Strassenfonds-Gegner wollen Raubzug auf die Bundeskasse verhindern

Strassenfonds-Gegner wollen Raubzug auf die Bundeskasse verhindern

10.01.2017, 16:36

Mit dem Nationalstrassen- und Agglomerationsverkehrs-Fonds (NAF) steht für die Strasse zusätzlich eine Milliarde Franken pro Jahr zur Verfügung. Den grössten Teil davon zahlt die Bundeskasse. Das wollen die Gegner nicht hinnehmen.

SP, Grüne und der Verkehrs-Club der Schweiz (VCS) haben am Dienstag vor den Bundeshausmedien für ein Nein am 12. Februar geworben. Eine Unterschriftensammlung war nicht nötig: Weil es für den NAF eine Verfassungsänderung braucht, ist die Volksabstimmung obligatorisch.

Ursprünglich hatte Links-Grün die Pläne für einen neuen Strassenfonds grundsätzlich mitgetragen. Ein solcher drängt sich auf, weil der heutige Infrastrukturfonds befristet ist. Ausserdem fehlt das Geld, um Betrieb, Unterhalt und Fertigstellung des Nationalstrassennetzes sowie die Beseitigung von Engpässen und die Agglomerationsprogramme zu finanzieren. Pro Jahr fehlen etwa 1.3 Milliarden Franken.

Warnung von Einnahmen-Erosion

Um diese Lücke zu stopfen, wollte der Bundesrat in erster Linie die Autofahrer zur Kasse bitten. Von der geplanten Benzinpreis-Erhöhung um 15 Rappen blieben nach der Parlamentsdebatte noch 4 Rappen übrig. Das bringt etwa 200 Millionen Franken pro Jahr ein. Die Bundeskasse steuert nach den Beschlüssen der Räte 650 Millionen Franken bei.

Das ist etwa die Hälfte des Betrags, den die wuchtig abgelehnte Milchkuh-Initiative gefordert hatte, wie die Berner SP-Nationalrätin und VCS-Präsidentin Evi Allemann in Erinnerung rief. Ratskollege Philipp Hadorn (SP/SO) warnte vor einer Einnahmen-Erosion.

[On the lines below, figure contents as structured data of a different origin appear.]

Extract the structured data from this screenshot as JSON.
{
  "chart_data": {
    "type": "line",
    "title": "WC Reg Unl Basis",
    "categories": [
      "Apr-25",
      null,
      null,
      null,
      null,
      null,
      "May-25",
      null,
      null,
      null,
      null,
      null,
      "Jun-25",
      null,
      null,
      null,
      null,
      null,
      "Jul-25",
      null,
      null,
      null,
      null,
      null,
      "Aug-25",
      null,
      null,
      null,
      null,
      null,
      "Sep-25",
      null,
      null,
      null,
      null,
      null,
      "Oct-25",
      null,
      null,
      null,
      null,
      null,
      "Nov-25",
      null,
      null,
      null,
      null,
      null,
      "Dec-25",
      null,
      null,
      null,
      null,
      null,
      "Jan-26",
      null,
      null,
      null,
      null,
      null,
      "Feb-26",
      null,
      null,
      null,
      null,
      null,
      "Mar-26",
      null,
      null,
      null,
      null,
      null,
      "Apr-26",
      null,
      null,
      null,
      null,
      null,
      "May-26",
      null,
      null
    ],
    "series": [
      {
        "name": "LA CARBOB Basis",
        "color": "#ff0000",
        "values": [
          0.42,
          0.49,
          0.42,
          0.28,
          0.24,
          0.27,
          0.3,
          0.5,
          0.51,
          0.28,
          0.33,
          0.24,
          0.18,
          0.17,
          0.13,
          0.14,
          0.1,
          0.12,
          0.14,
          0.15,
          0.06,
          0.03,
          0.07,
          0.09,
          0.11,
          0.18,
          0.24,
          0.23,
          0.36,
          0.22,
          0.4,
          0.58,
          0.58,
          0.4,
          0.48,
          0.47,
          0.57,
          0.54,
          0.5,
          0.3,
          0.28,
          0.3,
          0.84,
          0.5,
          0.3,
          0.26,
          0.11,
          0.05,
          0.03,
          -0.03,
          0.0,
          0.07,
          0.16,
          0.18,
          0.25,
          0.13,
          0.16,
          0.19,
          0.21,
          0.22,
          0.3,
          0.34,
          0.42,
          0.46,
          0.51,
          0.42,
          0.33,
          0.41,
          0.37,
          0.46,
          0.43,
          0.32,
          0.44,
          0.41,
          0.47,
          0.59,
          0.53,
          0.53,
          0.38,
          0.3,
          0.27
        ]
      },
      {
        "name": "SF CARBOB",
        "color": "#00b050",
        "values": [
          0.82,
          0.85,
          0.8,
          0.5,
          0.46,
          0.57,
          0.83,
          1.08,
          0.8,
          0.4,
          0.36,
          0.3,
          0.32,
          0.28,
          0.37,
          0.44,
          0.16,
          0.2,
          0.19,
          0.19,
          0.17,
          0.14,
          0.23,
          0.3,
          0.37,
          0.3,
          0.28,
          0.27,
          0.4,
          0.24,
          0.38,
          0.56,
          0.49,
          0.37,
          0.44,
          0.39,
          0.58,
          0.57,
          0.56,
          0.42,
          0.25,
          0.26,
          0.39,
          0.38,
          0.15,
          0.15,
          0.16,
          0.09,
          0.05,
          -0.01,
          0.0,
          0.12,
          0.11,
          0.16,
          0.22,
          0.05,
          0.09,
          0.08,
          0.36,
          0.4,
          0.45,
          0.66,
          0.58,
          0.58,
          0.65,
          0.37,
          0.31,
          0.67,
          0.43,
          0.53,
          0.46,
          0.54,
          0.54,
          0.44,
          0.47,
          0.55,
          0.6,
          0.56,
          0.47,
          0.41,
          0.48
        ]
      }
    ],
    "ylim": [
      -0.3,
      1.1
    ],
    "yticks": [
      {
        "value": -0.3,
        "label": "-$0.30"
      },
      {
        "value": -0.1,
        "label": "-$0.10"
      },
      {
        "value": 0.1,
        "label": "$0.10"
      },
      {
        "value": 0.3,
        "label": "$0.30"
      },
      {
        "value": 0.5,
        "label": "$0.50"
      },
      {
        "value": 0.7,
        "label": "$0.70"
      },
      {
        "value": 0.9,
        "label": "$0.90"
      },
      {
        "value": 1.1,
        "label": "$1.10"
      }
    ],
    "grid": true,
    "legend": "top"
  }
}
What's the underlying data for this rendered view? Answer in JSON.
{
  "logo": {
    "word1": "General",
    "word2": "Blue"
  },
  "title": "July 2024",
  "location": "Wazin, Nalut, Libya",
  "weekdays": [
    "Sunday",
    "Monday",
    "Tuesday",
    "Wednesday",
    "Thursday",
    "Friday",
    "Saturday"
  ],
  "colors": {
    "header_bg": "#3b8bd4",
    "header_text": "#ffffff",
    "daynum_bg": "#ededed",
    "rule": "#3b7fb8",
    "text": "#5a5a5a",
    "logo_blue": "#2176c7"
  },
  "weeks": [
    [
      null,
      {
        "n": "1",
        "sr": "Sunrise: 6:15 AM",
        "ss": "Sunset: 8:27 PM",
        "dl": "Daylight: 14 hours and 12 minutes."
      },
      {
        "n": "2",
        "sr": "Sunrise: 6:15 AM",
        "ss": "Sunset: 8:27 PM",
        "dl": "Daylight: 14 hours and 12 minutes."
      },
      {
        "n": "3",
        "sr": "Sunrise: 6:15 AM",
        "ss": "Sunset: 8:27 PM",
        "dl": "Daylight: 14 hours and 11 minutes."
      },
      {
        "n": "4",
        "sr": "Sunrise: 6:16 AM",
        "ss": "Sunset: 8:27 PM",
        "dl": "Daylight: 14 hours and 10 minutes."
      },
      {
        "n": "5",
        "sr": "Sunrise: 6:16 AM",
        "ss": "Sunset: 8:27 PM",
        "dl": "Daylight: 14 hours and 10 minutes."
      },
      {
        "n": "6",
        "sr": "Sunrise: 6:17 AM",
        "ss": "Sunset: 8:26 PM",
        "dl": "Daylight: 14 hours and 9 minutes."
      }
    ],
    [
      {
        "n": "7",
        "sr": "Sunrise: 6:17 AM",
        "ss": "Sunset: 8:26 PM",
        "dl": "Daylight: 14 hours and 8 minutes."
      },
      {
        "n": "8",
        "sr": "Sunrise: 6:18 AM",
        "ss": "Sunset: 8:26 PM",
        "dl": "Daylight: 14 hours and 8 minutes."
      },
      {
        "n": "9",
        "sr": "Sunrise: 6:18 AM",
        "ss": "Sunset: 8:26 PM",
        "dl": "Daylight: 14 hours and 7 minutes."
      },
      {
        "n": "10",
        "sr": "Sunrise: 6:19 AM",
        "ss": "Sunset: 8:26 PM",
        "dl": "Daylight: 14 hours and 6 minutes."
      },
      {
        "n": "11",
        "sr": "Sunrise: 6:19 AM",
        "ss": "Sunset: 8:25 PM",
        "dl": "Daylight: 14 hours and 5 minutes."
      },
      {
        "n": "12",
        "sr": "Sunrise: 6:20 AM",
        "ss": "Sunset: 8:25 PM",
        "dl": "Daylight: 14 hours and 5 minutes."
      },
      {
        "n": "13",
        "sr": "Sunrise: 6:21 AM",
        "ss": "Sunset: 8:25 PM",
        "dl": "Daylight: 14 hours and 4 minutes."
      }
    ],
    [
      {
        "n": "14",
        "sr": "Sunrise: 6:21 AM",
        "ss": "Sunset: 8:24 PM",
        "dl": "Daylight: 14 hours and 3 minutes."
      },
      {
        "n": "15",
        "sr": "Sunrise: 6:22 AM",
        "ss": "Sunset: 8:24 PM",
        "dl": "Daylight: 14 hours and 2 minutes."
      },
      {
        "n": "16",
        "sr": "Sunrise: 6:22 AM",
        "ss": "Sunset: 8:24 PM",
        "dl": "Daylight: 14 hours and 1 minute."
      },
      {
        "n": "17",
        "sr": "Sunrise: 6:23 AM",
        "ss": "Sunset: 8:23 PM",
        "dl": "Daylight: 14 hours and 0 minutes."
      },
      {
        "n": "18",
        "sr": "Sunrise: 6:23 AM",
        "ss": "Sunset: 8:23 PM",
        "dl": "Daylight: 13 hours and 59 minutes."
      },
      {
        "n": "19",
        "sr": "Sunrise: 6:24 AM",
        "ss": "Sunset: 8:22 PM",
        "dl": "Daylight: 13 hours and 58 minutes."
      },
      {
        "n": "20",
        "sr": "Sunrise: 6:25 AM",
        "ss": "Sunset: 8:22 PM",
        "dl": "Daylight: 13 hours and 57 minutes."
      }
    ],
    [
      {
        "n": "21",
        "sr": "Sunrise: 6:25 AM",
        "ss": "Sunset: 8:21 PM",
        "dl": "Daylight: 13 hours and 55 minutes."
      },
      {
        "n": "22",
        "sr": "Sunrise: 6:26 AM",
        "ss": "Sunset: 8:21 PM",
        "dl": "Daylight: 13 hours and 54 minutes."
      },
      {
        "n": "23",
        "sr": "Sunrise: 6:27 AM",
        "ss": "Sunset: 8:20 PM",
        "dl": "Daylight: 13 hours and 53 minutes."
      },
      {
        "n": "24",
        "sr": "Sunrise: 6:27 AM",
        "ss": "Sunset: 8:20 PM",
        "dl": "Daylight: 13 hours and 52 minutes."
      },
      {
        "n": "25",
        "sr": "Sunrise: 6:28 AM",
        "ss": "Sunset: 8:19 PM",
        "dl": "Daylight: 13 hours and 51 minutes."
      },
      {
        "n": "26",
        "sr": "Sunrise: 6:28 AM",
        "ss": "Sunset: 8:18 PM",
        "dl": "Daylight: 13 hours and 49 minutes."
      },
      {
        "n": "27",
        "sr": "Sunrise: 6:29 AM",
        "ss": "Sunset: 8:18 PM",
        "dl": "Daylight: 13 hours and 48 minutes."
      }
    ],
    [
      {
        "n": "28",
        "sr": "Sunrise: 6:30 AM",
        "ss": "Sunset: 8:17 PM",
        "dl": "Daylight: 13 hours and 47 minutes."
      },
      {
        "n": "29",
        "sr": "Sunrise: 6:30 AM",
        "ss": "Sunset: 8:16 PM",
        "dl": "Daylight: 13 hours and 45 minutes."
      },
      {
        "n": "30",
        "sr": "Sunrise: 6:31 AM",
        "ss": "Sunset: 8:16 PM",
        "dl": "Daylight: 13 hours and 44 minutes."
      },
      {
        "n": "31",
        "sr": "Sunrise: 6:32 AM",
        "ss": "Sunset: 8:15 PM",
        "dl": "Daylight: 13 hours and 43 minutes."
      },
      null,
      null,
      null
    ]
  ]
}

Der öffentlichen Hand würden mit dem NAF gezielt Einnahmen entzogen, sagte er. Das gefährde den Service public, Renten, soziale Wohlfahrt oder die Durchsetzung des Rechtsstaates. Auch die Strasse solle einen Fonds erhalten, aber nicht mittels eines Raubzuges auf die Bundeskasse, sagte Hadorn.

Ungleiche Belastung

Der Strassenfonds stellt das Gegenstück zum Bahninfrastrukturfonds (BIF) dar, der mit der FABI-Vorlage beschlossen wurde. Laut Allemann steuern die Nutzerinnen und Nutzer des öffentlichen Verkehrs rund 300 Millionen Franken dazu bei. Die Autofahrer, obwohl dreimal so zahlreich, leisten an den NAF bloss einen Beitrag von 200 Millionen Franken.

Den NAF-Gegnern geht es aber nicht allein ums Geld, sondern auch um die Art der Mobilität, die damit finanziert werden soll. Den Schlüssel für die Mobilität der Zukunft sehen sie nicht in zusätzlichen Strassen, sondern in der Digitalisierung. Diese erlaube die Vernetzung aller Verkehrssysteme und Verkehrsträger, sagte Edith Graf-Litscher (SP/TG).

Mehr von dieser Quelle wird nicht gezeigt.